Early on, physicians knew on some level the effects industry had on Birmingham’s air quality. In the 1950s, a couple of special air sampling studies were done finding three times the particle matter in the air after a steelworkers’ strike ended and the mills blazed back up.

It doesn’t take a rocket scientist – or foundry man — to figure out that more industry equals more pollution. But Birmingham has a couple of other things going against it: the area’s stagnant weather, especially in the summer, with little or no wind and its geography, tucked in a valley that sprawls for miles along the tail end of the Appalachians.

Marjorie White says people used to think Red Mountain, just to the south, served as some sort of de facto boundary.

“There was one advertisement in the twenties talking about moving to areas over the mountain, out of the smoke zone and into the o-zone. Now, I don’t know what o-zone meant, (I didn’t think we wanted to be in o-zone) I don’t think so either, but at least they were out of the smoke zone.”

In theory, that explanation makes a lot of sense. But in reality…

“That’s just not quite correct.”

Sam Bell with the Jefferson County Health Department is in charge of environmental health. He says it’s a misnomer that the ridges around Birmingham keep the bad air in one place.

“Since we have air quality monitors throughout Jefferson County, we can’t usually say it’s better to move over the mountain – personally, I live in one of those over the mountain communities – but air quality there can be just as bad as it is in downtown Birmingham.”

That’s because no longer does pollution come from a limited area, certain specific places, such as the case was decades ago.

“In those days, it was really the easy ones to identify, was the steel industry, the foundries. And today, it is us. We have met the enemy and he is us.”

Or she. Or it.

The Community Foundation board member Cameron Vowell says cars, trucks, coal-fired steam plants all contribute now to Birmingham’s air quality problems. Back in the 1960s and 70s, Vowell – then a graduate student — helped organize a group called GASP – the Greater Birmingham Alliance to Stop Pollution. Eventually, GASP was instrumental in getting lawmakers to pass the Alabama Air Pollution Control Act, which set statewide standards for pollutants.

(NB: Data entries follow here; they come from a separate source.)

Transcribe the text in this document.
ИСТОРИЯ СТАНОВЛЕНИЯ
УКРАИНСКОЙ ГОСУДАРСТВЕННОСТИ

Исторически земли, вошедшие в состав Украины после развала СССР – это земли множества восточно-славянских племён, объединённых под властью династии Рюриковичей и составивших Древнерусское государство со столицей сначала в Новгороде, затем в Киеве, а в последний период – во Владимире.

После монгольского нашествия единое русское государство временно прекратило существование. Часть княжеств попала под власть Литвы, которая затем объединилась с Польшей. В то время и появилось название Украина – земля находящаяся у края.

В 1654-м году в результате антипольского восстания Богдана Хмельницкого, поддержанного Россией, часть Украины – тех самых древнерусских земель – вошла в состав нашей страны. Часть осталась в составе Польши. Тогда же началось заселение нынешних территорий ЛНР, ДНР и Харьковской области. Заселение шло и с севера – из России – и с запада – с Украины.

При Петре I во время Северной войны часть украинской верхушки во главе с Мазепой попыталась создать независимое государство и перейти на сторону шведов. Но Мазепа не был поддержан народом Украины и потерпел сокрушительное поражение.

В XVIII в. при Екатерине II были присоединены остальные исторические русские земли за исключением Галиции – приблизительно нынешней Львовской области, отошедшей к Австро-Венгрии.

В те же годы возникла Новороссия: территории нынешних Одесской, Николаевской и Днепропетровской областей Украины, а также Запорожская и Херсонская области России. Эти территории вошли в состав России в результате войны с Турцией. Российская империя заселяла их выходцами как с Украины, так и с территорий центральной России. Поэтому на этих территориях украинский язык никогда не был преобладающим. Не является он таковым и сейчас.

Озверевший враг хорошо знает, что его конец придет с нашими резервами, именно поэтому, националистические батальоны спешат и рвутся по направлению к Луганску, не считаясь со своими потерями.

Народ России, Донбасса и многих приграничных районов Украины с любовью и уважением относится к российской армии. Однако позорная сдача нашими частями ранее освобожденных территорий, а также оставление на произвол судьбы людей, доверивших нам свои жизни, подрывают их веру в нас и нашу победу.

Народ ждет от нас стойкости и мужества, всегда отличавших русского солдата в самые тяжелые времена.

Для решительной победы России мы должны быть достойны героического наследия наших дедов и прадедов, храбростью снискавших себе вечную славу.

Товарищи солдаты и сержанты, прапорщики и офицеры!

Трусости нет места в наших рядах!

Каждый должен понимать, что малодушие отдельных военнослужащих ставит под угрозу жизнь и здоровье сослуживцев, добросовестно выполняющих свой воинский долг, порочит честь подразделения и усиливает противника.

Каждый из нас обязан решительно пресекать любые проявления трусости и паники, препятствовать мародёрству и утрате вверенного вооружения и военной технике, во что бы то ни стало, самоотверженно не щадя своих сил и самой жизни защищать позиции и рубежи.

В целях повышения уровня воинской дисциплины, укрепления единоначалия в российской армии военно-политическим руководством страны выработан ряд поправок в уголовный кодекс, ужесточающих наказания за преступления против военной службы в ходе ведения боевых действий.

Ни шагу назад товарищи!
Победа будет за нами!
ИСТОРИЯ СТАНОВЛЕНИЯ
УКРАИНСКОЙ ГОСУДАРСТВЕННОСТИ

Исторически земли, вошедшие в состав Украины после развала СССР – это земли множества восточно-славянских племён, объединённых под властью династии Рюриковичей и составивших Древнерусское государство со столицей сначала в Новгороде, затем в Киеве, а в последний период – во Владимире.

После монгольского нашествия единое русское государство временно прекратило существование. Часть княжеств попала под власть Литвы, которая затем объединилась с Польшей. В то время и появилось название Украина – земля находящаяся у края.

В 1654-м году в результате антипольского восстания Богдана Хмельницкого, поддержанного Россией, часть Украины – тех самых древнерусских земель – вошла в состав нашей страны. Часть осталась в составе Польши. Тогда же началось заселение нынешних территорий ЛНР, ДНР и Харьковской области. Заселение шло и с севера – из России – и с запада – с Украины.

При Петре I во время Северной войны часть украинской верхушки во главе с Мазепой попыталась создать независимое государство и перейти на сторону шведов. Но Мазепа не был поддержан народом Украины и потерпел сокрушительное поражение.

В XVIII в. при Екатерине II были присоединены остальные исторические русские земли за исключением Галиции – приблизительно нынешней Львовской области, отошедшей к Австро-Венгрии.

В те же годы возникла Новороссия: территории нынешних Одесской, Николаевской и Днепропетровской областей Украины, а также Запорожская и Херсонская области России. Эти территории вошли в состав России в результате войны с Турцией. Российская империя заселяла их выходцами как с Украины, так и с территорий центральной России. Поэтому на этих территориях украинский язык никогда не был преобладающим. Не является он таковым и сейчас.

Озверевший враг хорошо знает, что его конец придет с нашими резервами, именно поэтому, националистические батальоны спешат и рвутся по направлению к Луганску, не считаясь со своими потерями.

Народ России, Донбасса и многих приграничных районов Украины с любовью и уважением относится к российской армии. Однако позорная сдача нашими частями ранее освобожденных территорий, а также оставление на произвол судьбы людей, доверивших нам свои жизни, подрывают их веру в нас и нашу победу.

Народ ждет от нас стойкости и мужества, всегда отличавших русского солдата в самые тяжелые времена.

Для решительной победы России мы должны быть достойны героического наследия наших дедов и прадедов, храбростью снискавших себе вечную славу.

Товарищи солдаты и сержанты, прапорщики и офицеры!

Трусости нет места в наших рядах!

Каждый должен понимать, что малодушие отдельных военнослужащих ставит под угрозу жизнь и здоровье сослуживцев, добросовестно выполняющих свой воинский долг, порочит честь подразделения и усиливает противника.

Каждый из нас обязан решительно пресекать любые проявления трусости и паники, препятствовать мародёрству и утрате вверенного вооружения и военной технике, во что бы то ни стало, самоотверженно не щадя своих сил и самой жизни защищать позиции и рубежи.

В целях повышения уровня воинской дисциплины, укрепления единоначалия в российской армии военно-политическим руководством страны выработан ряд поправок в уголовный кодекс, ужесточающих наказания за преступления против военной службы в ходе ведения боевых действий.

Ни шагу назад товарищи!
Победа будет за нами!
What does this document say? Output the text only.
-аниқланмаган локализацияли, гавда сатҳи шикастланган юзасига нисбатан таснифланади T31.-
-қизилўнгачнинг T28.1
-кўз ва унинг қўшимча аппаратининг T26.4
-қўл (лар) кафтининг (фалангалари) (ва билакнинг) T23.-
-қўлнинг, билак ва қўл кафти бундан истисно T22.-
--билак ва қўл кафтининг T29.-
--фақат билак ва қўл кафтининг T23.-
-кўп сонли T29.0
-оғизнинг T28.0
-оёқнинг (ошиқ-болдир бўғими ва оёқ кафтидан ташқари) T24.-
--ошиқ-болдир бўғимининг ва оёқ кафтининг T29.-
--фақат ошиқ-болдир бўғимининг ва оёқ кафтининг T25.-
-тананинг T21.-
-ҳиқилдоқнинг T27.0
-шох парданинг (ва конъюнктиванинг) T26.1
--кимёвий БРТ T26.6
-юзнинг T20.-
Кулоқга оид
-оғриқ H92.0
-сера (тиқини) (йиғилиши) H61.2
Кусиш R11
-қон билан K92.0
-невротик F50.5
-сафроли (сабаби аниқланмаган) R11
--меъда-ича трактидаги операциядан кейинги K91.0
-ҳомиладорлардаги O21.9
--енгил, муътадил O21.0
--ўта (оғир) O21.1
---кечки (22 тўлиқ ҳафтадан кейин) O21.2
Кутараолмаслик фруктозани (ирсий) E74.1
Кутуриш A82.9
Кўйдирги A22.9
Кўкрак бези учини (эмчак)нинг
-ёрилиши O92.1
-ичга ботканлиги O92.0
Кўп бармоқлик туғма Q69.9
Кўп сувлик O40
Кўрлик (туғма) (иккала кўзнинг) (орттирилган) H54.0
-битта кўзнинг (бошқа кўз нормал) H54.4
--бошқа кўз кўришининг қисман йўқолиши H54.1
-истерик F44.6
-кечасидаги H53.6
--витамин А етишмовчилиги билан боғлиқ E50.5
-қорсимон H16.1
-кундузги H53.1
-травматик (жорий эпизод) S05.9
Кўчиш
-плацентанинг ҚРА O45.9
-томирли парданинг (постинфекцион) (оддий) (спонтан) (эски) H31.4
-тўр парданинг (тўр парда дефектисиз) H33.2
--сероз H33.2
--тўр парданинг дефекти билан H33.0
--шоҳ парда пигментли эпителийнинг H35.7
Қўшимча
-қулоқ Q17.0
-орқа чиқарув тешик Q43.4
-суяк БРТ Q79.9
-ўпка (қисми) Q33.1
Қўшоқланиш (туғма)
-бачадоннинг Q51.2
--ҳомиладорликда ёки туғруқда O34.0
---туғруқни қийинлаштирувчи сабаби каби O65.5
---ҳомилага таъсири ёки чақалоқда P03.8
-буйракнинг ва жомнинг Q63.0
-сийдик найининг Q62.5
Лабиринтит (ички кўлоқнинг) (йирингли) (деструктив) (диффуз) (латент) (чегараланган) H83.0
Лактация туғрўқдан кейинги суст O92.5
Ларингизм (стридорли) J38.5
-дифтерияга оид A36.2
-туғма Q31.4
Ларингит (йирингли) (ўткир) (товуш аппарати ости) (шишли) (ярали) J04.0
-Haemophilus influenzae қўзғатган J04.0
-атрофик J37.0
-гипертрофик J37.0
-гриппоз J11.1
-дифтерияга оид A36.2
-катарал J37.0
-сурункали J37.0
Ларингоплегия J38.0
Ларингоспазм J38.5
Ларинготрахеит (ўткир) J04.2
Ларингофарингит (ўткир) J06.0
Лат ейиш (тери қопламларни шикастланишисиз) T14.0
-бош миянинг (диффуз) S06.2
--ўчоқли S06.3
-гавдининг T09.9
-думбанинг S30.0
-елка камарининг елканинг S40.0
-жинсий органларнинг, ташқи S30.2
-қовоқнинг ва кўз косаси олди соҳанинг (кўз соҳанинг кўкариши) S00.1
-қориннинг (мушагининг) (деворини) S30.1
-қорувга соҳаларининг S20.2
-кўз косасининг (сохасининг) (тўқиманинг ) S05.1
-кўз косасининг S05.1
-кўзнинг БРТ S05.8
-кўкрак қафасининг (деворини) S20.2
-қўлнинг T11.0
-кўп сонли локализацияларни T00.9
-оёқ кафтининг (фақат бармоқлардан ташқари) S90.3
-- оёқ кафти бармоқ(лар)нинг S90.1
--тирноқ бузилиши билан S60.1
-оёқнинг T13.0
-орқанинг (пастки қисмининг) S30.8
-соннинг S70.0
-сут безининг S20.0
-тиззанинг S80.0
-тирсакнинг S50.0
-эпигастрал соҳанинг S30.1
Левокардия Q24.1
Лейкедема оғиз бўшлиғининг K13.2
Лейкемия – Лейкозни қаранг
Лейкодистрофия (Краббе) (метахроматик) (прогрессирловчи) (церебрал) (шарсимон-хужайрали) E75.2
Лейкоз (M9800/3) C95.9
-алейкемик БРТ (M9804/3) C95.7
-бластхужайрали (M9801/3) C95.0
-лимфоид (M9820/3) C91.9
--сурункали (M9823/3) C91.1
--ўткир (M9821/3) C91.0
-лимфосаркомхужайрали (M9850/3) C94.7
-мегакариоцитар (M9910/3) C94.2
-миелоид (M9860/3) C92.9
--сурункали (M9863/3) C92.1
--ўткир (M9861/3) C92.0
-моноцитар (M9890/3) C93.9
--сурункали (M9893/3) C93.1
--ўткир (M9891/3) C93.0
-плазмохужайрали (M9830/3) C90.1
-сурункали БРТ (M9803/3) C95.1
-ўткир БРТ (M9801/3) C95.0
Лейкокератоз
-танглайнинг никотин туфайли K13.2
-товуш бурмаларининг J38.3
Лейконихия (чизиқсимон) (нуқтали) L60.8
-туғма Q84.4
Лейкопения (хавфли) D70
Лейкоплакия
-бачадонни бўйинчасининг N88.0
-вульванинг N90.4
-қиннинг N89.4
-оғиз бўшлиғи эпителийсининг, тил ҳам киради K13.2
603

Over the years, the federal government has mandated even stricter pollution standards, higher gas mileage for cars and utilities have retrofitted their generating plants with pollutant-reduction technology.

But Vowell says much more can be done. Birmingham, after all, still fails to attain the Environmental Protection Agency’s standard for particulate matter and ozone.

“It’s really a much more difficult set of issues to address than simply telling five or six kinds of industries to clean up their stacks.”

The challenge, she says, is to find the environmental warriors of today. The
people who – like she did 30 and 40 years ago – will meet, get the word out about being eco-friendly and hold lawmakers’ feet to the fire for responsible legislation.

Barring that, the future looks hazy.